For stain we’re using Minwax’s Jacobean stain, and then for a sealer we’re using one coat of amber shellac and two coats of clear shellac. Shellac is a glossy wood top coat and sealer made from shell secretions of the lac bug that are ground and suspended in alcohol. It is one of the oldest known wood finishes and so is period accurate. It also gives off no bad VOCs or odors. When applying it smells like whiskey, it is safe enough to eat in some forms (in fact it is used on food and as a coating for pills, the stuff you put on your wood might have additives so I wouldn’t drink it), and it dries in minutes. Polyurethanes take hours to dry, during which time debris can fall on the wood and mar the finish. This also helps with labor. If you’re shellacking a door and start at the top, by the time you get to the bottom the top will be dry. It is also spot repairable. If you have polyurethane finished wood and you want to repair a damaged spot or scratch, you need to do a lot of sanding and or refinish the whole piece, or you’ll have a bump. With shellac you just slap on some more and it merges with the lower coats, it takes seconds. I really like using it and I’m surprised so many people don’t know about it. Clean up is also easy, just use ethanol.
It comes in both clear and amber, I am using one coat of amber and two of clear because that gives just the right color I like. The only downside of shellac is it doesn’t stand up to water near as well, especially repeatedly getting wet or having standing water. So you shouldn’t use it on a floor, and I am not using it on my windows which could be left open in the rain or get condensation drips. On the windows frames we will use polyurethane.


  1. Bob Marthai says:

    Glad to see you moving along so quickly! We are coming up on 9 years and at least 2 more to go. Nice truss timbers! Ours are more basic. Cheers!
    Bob Marthai
    UHUBURG, Eagle Owl Castle
    Helen, GA

  2. Richard says:

    Nice having news about this!
    I’m desperate to see advance pics of the outside!
    Keep it up, Ishmael!

  3. Evillordsmurfy says:

    The castle price stories are just so disappointing. It’s a pain when people just assume that they can take advantage because they see what you’re building.
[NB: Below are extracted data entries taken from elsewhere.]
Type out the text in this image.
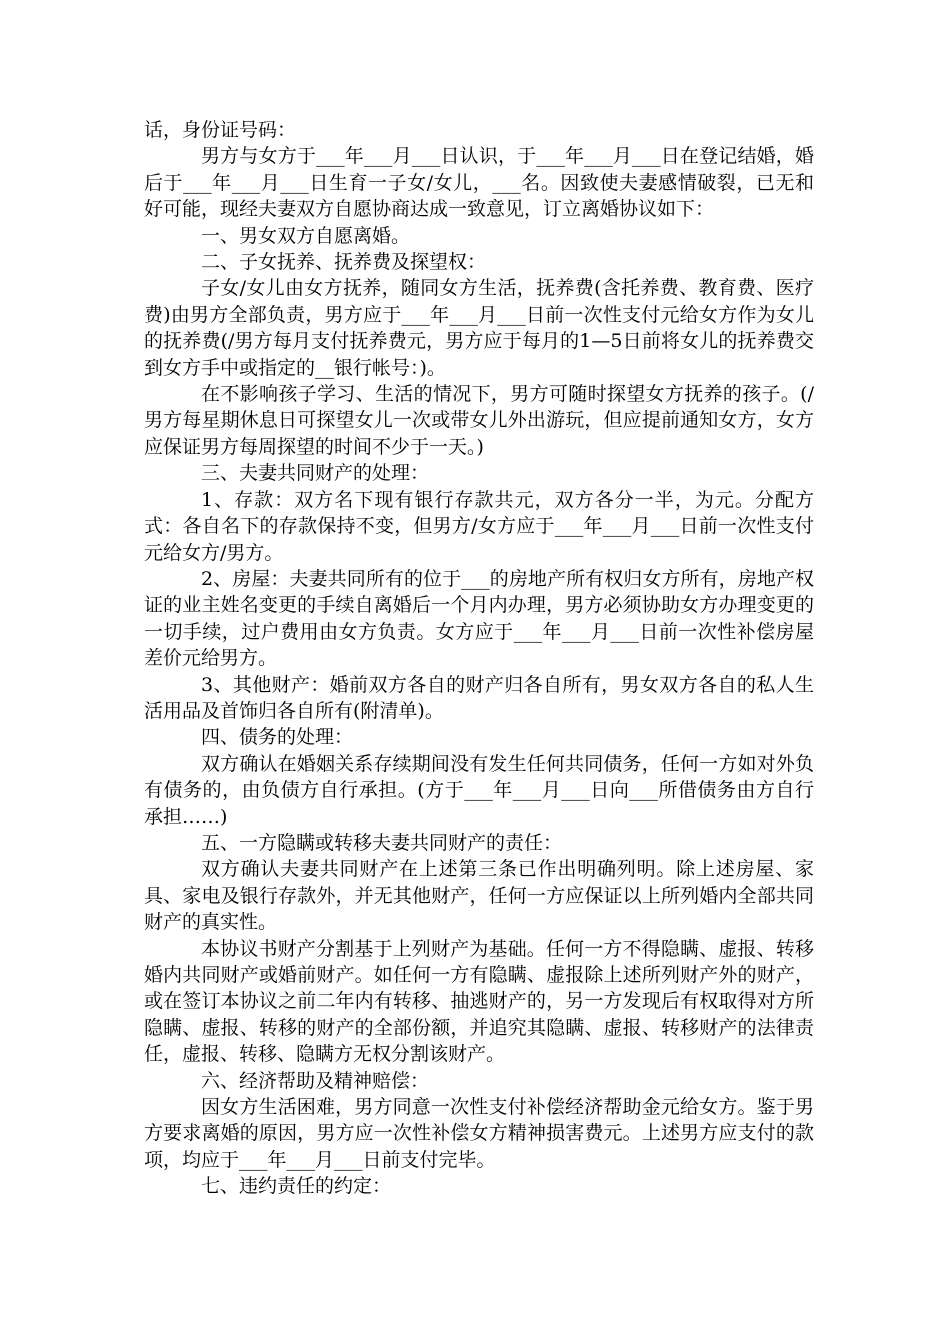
话，身份证号码：

男方与女方于___年___月___日认识，于___年___月___日在登记结婚，婚后于___年___月___日生育一子女/女儿，___名。因致使夫妻感情破裂，已无和好可能，现经夫妻双方自愿协商达成一致意见，订立离婚协议如下：

一、男女双方自愿离婚。

二、子女抚养、抚养费及探望权：

子女/女儿由女方抚养，随同女方生活，抚养费(含托养费、教育费、医疗费)由男方全部负责，男方应于___年___月___日前一次性支付元给女方作为女儿的抚养费(/男方每月支付抚养费元，男方应于每月的1—5日前将女儿的抚养费交到女方手中或指定的__银行帐号：)。

在不影响孩子学习、生活的情况下，男方可随时探望女方抚养的孩子。(/男方每星期休息日可探望女儿一次或带女儿外出游玩，但应提前通知女方，女方应保证男方每周探望的时间不少于一天。)

三、夫妻共同财产的处理：

1、存款：双方名下现有银行存款共元，双方各分一半，为元。分配方式：各自名下的存款保持不变，但男方/女方应于___年___月___日前一次性支付元给女方/男方。

2、房屋：夫妻共同所有的位于___的房地产所有权归女方所有，房地产权证的业主姓名变更的手续自离婚后一个月内办理，男方必须协助女方办理变更的一切手续，过户费用由女方负责。女方应于___年___月___日前一次性补偿房屋差价元给男方。

3、其他财产：婚前双方各自的财产归各自所有，男女双方各自的私人生活用品及首饰归各自所有(附清单)。

四、债务的处理：

双方确认在婚姻关系存续期间没有发生任何共同债务，任何一方如对外负有债务的，由负债方自行承担。(方于___年___月___日向___所借债务由方自行承担……)

五、一方隐瞒或转移夫妻共同财产的责任：

双方确认夫妻共同财产在上述第三条已作出明确列明。除上述房屋、家具、家电及银行存款外，并无其他财产，任何一方应保证以上所列婚内全部共同财产的真实性。

本协议书财产分割基于上列财产为基础。任何一方不得隐瞒、虚报、转移婚内共同财产或婚前财产。如任何一方有隐瞒、虚报除上述所列财产外的财产，或在签订本协议之前二年内有转移、抽逃财产的，另一方发现后有权取得对方所隐瞒、虚报、转移的财产的全部份额，并追究其隐瞒、虚报、转移财产的法律责任，虚报、转移、隐瞒方无权分割该财产。

六、经济帮助及精神赔偿：

因女方生活困难，男方同意一次性支付补偿经济帮助金元给女方。鉴于男方要求离婚的原因，男方应一次性补偿女方精神损害费元。上述男方应支付的款项，均应于___年___月___日前支付完毕。

七、违约责任的约定：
  4. I would love to make a road trip to look at your castle, is this possible?

  5. I would love to make a road trip to look at your castle, is this possible? It would be over the weekend of the 22nd of july.

  6. Really enjoy seeing the project/dream come together. And honestly, while it stinks that so many people have been trying to rip you off over the course of your build, I really relish the stories about you fighting for better prices and quality treatment. I’ve been jobbed by a few contractors in Tennessee myself so I’m not going to lie, it’s a bit cathartic lol.
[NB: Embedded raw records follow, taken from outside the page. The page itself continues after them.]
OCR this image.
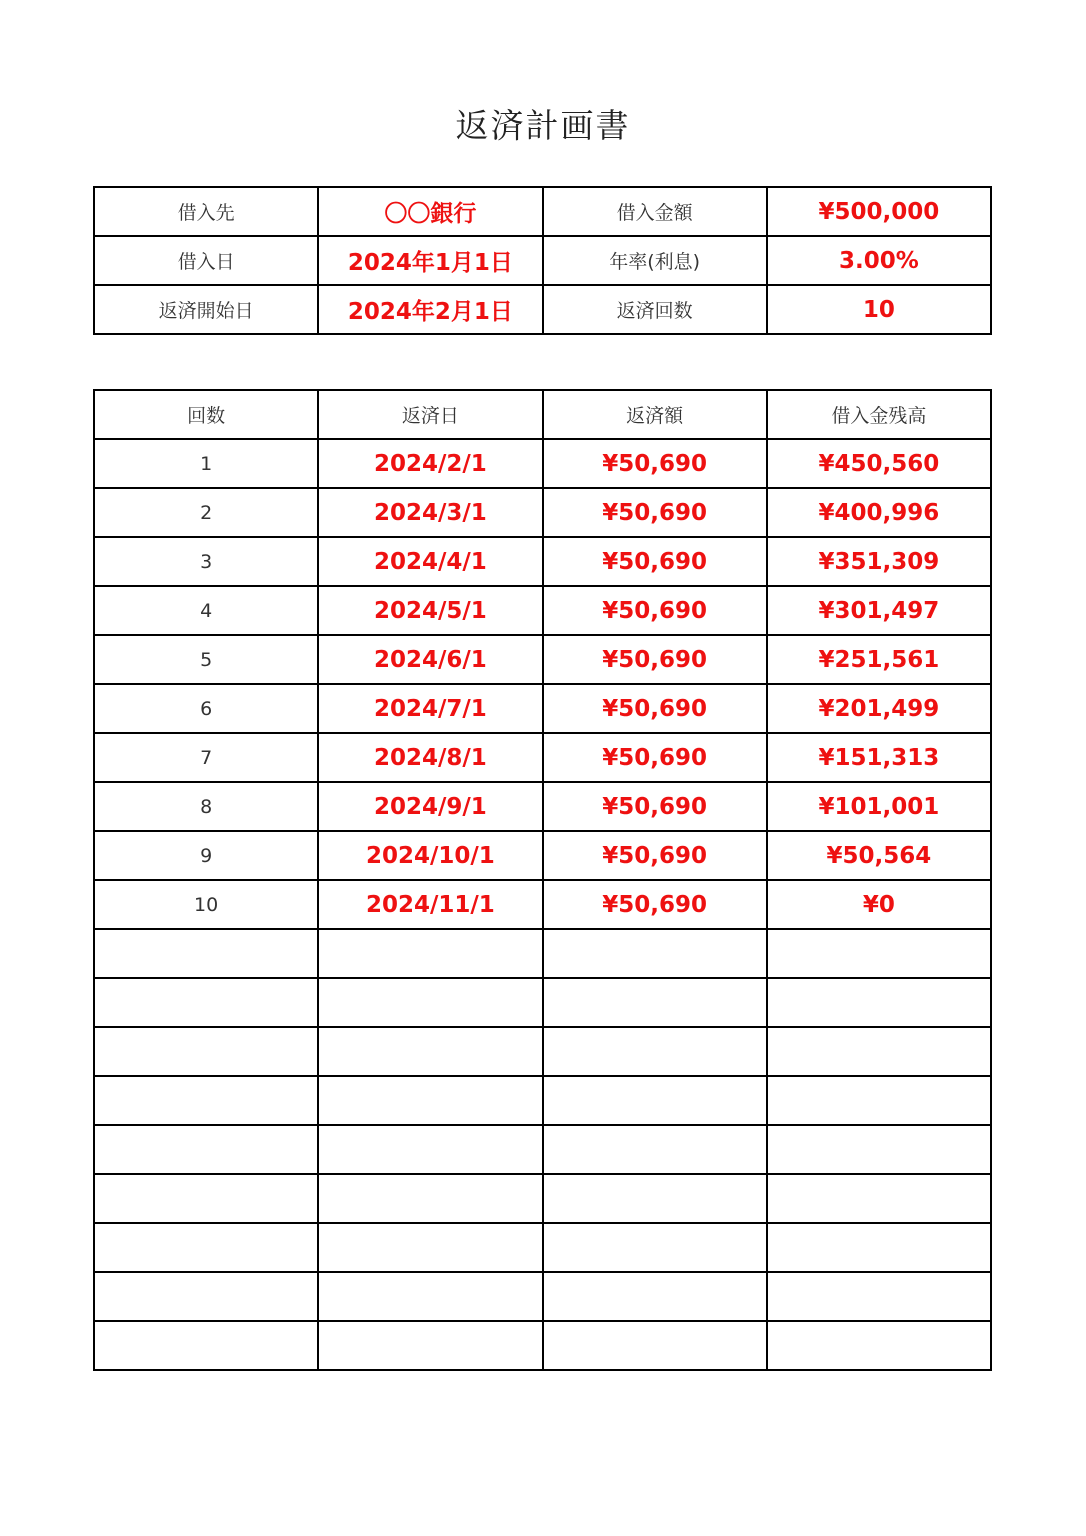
返済計画書
借入先	〇〇銀行	借入金額	¥500,000
借入日	2024年1月1日	年率(利息)	3.00%
返済開始日	2024年2月1日	返済回数	10
回数	返済日	返済額	借入金残高
1	2024/2/1	¥50,690	¥450,560
2	2024/3/1	¥50,690	¥400,996
3	2024/4/1	¥50,690	¥351,309
4	2024/5/1	¥50,690	¥301,497
5	2024/6/1	¥50,690	¥251,561
6	2024/7/1	¥50,690	¥201,499
7	2024/8/1	¥50,690	¥151,313
8	2024/9/1	¥50,690	¥101,001
9	2024/10/1	¥50,690	¥50,564
10	2024/11/1	¥50,690	¥0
  7. Wow! As a mason myself this is a dream! Looks great so far!

  8. Hello Ishmael,

    My husband and I have long dreamed of building a castle, and you have been a huge source of inspiration for us! We are now reaching the point where we are starting to make more concrete plans for our own castle building. Do you have any advice for people just starting out on their castle journey, or things you wish you had known or done differently when you started? We have already gotten a ton of useful information from this blog but we would be interested to hear your perspective now as the end comes into sight :)


    • It’ll cost twice as much and take twice as long as you expect.

      Building with concrete and steel is expensive and slow. It is solid and stable and the performance quality of the walls is amazing, but its very expensive and very slow. If there is any way you can build it out of wood, even if you still sheath it in stone, I would seek out that route. Anywhere you can not use round walls will also save money, round walls are expensive.

  9. Hey, there! Just like Melanie, my husband and I have been dreaming for years about building a castle one day, and for a while, we honestly thought there was no way it could ever happen. We still feel that way now sometimes. We’re a young couple with two children, and we’re still trying to get our careers established so we’re struggling. But looking at all the progress you’ve been documenting keeps our dream going and bolsters our motivation. Everything looks tits, by the way! Thank you so much for sharing! We’re rooting for you! Good luck!

  10. Trevor Thomas says:

    I have some past experience with energy efficiency along with historical knowledge on building aesthetics from the time period. I would love to check the place out and offer advice.

  11. Hey Ishmael,

    Just found this site and I love it. Energy efficient castle? Literally my dream. Keep up the good work and post some more photos!

    I do have a question for you- without getting into any details about prices and finances, could you just say how attainable you think this dream is for the average professional? Do I need to be an investment banker to build a castle?

  12. Anxious to see some more updates! Always interested to see how your building is progressing. We are living our castle dreams vicariously through you.

  13. Ishmael thank you for sharing your fantastic voyage. I am certain all of your blog followers are desiring to be fledgling castle builders. I get the cost aspect but one thing is driving me nuts from your pictures. the bathroom shower surround looks like it is from a $30 a night one star motel, please tell us this is a temporary layout for now and not the final design. it is akin to building a fine Italian sports car and putting a lawnmower engine in it. I am not trying to sound harsh or rude in any way as I do think the house is looking great, I just thought you got a hold of a photo from my first apartment bathroom. Best regards and keep up the good work. and hey we want more!!! Pics and stories ya got us all hooked!
    ( Ocala ,FL )

    • Are you talking about the blue bath Brian?

      There are 9 bathrooms, and we have 3 kids. A fiberglass tub shower combo is simply the most practical possible bathing system. You would use fancy harder to clean tile in a kid’s shower? The master bathroom has a fully tiled shower (that cost almost $10k just for the tile work), the primary guest bathroom also has tile, the other 7 have these. All bathrooms have nice tile wainscotting, outside of the shower, and tiled floors, but fully tiled showers just aren’t very practical. Think of all the grout line cleaning required. The sealing. I also didn’t use natural stone tile the two tiled showers. I’ve had that, it’s a disaster. Every shower can be cleaned with a bucket of bleach if you need to, which is the only thing that really kills mildew.

  14. It’s been months Ishmael. How about an update?

  15. EvilLordSMurfy says:


    Are you going to landscape the property like a country estate?

  16. Hi Ishmael,
    I’m hoping you got to have Christmas in your castle, and soon you’ll have some cheerier news (and photos) for those of us following your progress with interest. Best wishes for the new year.

  17. AbdullahD Dimion says:

    Hi Ishmael love the blog. My wife and I are currently looking at land for our own build, we plan to build a small cottage for us to live in and build as time and money allows.

    Definitely not on your scale though looking at 2-2500 square ft, icf construction and far more square. Father and family friend both own construction companies, so calling favours in there.

    But I have to say thanks for the inspiration 👍would love to see your designs and floor plans, to steal them 😂😂😂

    All the best

  18. Hi Ishmael,

    Hope all is going well! Any update would be amazing to see what its like at the moment with the progress thats happened over the last 6 months!